When you are ready to take on the challenges, you can find the source at: https://github.com/FreedomBen/awk-hack-the-planet
You can also watch my solutions (with in depth explanations) in Part 2: https://youtu.be/4UGLsRYDfo8
- Part 1 (Presentation) - This is the presentation or lecture explaining Awk syntax and functions
- Part 2 (Exercises) - This includes me explaining all of the answers to the challenges in the repo
- Email: [email protected]
- Keybase.io : https://keybase.io/freedomben
- Twitter: @Freedom_Ben
The boss has given us a tsv file full of payroll data, and she would like us to run some
analysis on it. We recently learned about awk
and it's amazing processing power,
and have decided this is an awesome chance to use our new skillz!

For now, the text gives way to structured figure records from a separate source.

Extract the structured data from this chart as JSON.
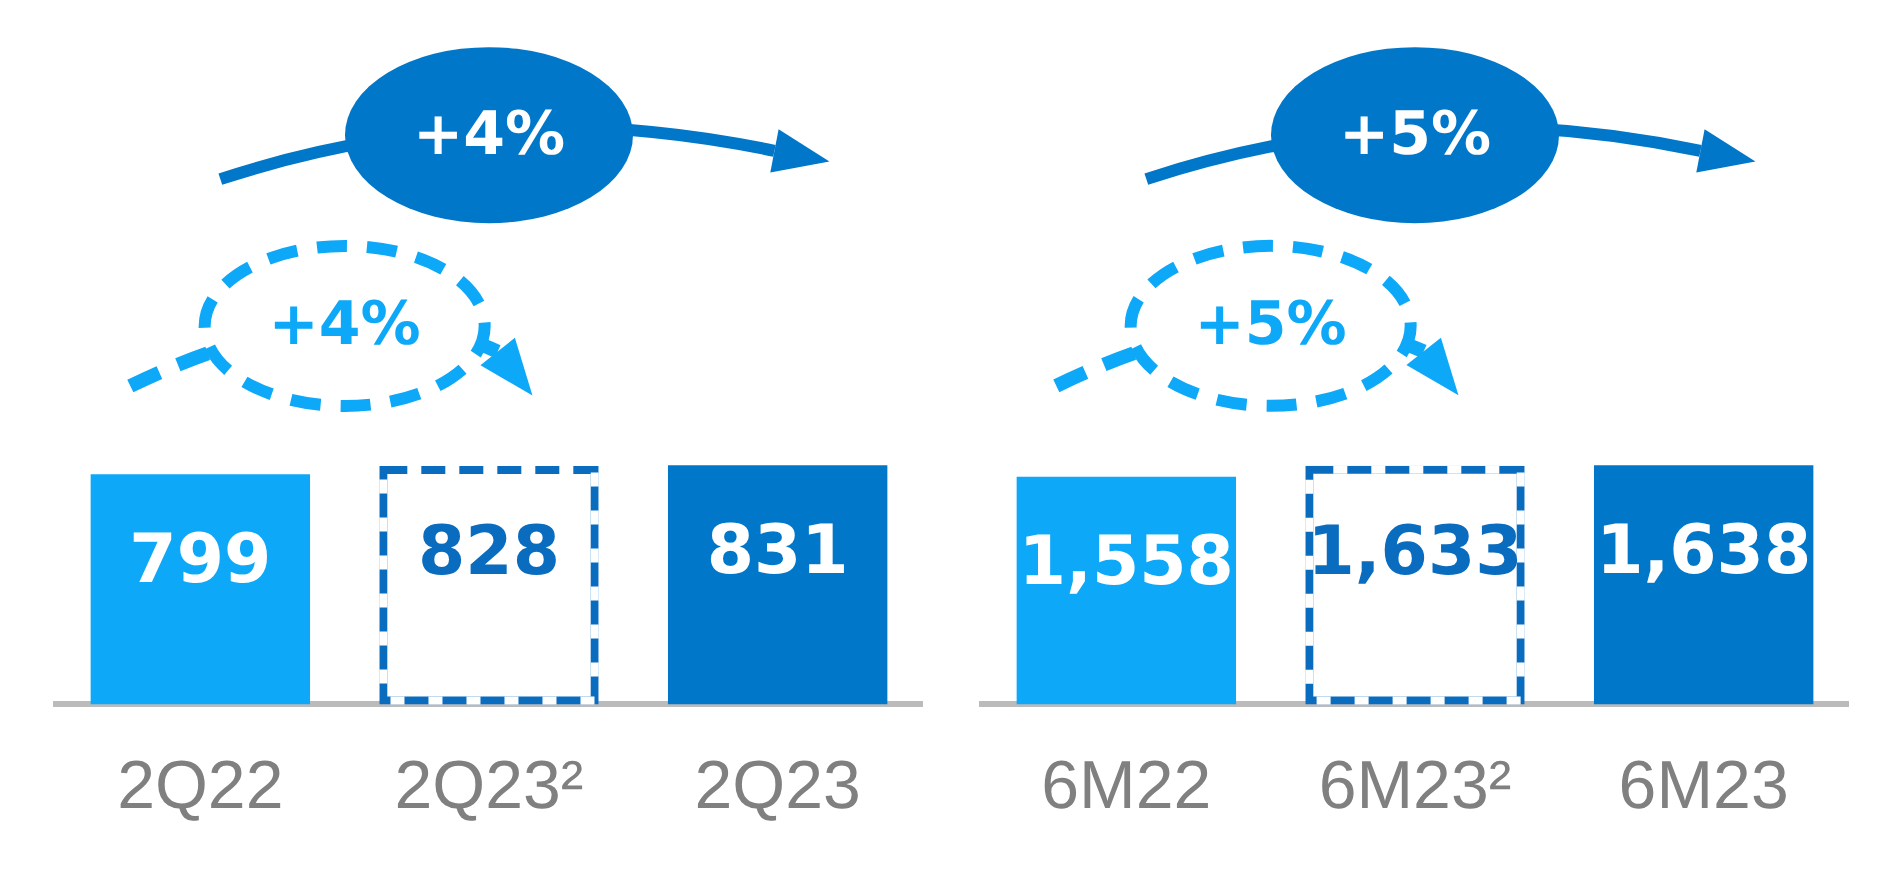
{
  "chart_data": [
    {
      "type": "bar",
      "categories": [
        "2Q22",
        "2Q23²",
        "2Q23"
      ],
      "data_labels": true,
      "annotations": [
        "+4%",
        "+4%"
      ],
      "series": [
        {
          "colors": [
            "#0ea8f8",
            null,
            "#0077c8"
          ],
          "values": [
            799,
            null,
            831
          ]
        },
        {
          "color": "#0a6cbf",
          "line_style": "dashed",
          "values": [
            null,
            828,
            null
          ]
        }
      ]
    },
    {
      "type": "bar",
      "categories": [
        "6M22",
        "6M23²",
        "6M23"
      ],
      "annotations": [
        "+5%",
        "+5%"
      ],
      "series": [
        {
          "colors": [
            "#0ea8f8",
            null,
            "#0077c8"
          ],
          "values": [
            1558,
            null,
            1638
          ],
          "value_labels": [
            "1,558",
            null,
            "1,638"
          ]
        },
        {
          "color": "#0a6cbf",
          "line_style": "dashed",
          "values": [
            null,
            1633,
            null
          ],
          "value_labels": [
            null,
            "1,633",
            null
          ]
        }
      ]
    }
  ]
}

You should primarily use awk, but you can (and should) combine with other tools (like sort, uniq) when it makes sense. Don’t use grep or sed tho since awk can handle the same scenarios (and you are trying to learn awk after all) :-)
The payroll file is payroll.tsv
. You can generate a new one with the provided ruby script
if you’d like to randomize it.
There are many different solutions. The ones presented are just mine. Many of them could be optimized and refactored to be more elegant. To run my solutions (and check my output against yours), use awk -f <file> payroll.tsv
(but substitute the number for the one you are trying to run):
awk -f 01.awk payroll.tsv
Some solutions are bash scripts, in which case just run them like normal:
./09-awk.sh
- How much money per hour does the janitor make?

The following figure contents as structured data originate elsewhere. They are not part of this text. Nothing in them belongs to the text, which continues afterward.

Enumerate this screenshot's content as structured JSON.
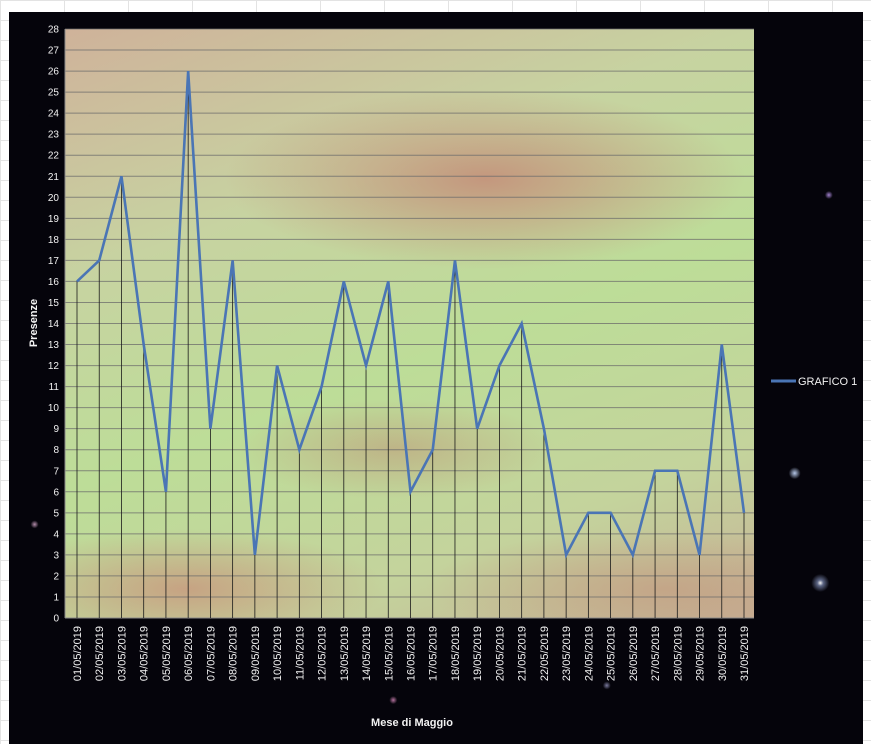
{
  "chart_data": {
    "type": "line",
    "categories": [
      "01/05/2019",
      "02/05/2019",
      "03/05/2019",
      "04/05/2019",
      "05/05/2019",
      "06/05/2019",
      "07/05/2019",
      "08/05/2019",
      "09/05/2019",
      "10/05/2019",
      "11/05/2019",
      "12/05/2019",
      "13/05/2019",
      "14/05/2019",
      "15/05/2019",
      "16/05/2019",
      "17/05/2019",
      "18/05/2019",
      "19/05/2019",
      "20/05/2019",
      "21/05/2019",
      "22/05/2019",
      "23/05/2019",
      "24/05/2019",
      "25/05/2019",
      "26/05/2019",
      "27/05/2019",
      "28/05/2019",
      "29/05/2019",
      "30/05/2019",
      "31/05/2019"
    ],
    "series": [
      {
        "name": "GRAFICO 1",
        "values": [
          16,
          17,
          21,
          13,
          6,
          26,
          9,
          17,
          3,
          12,
          8,
          11,
          16,
          12,
          16,
          6,
          8,
          17,
          9,
          12,
          14,
          9,
          3,
          5,
          5,
          3,
          7,
          7,
          3,
          13,
          5
        ]
      }
    ],
    "title": "",
    "xlabel": "Mese di Maggio",
    "ylabel": "Presenze",
    "ylim": [
      0,
      28
    ],
    "yticks": [
      0,
      1,
      2,
      3,
      4,
      5,
      6,
      7,
      8,
      9,
      10,
      11,
      12,
      13,
      14,
      15,
      16,
      17,
      18,
      19,
      20,
      21,
      22,
      23,
      24,
      25,
      26,
      27,
      28
    ],
    "grid": true,
    "drop_lines": true,
    "legend_position": "right",
    "colors": {
      "line": "#4a75b5",
      "gridline": "#6b6b6b",
      "tick_text": "#f2f2f2"
    }
  }
}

- What is the name of the CEO? Format like "LastName, FirstName"?
- Which employees were hired on April 16, 1993? (Print the list)
- Which employee works in the Springfield office?
- How many mechanical engineers work here?
- How many people from the Portwood family work here?
- Are there any employees with identical first & last names? (IOW, the first name is the same as the last name. e.g. Linus Torvalds is not identical, Johnson Johnson is identical)
- Print each column header, along with the column number. E.g. The LastName column is the second column, so print "2 - LastName"
- How much money per hour does the Seattle office cost to run? (IOW, how much total per hour does it cost to pay all employees who work out of the Seattle office)
- How many engineers (of any type) work here?
- Who is the highest paid employee?
- Who worked the most hours this week?
- Anonymize the data by removing the first two columns. Print all remaining columns
- Our client is complaining about the anonymized data from the previous question. They say is claiming it is too hard to read. They would like you to add line numbers to the beginning of each line in the output.
- How many different office locations does the company have?
- What is the average (mean) wage of all employees? What about the median (extra credit)?
- Are there any duplicate entries? (Same names appearing on payroll more than once)
- Who was the first employee hired?
My solutions are in the *.awk
files in this repository. Feel free to use them for hints. You can run them with:
awk -f <file>.awk payroll.tsv
They are also detailed in the Slides at the end of the deck.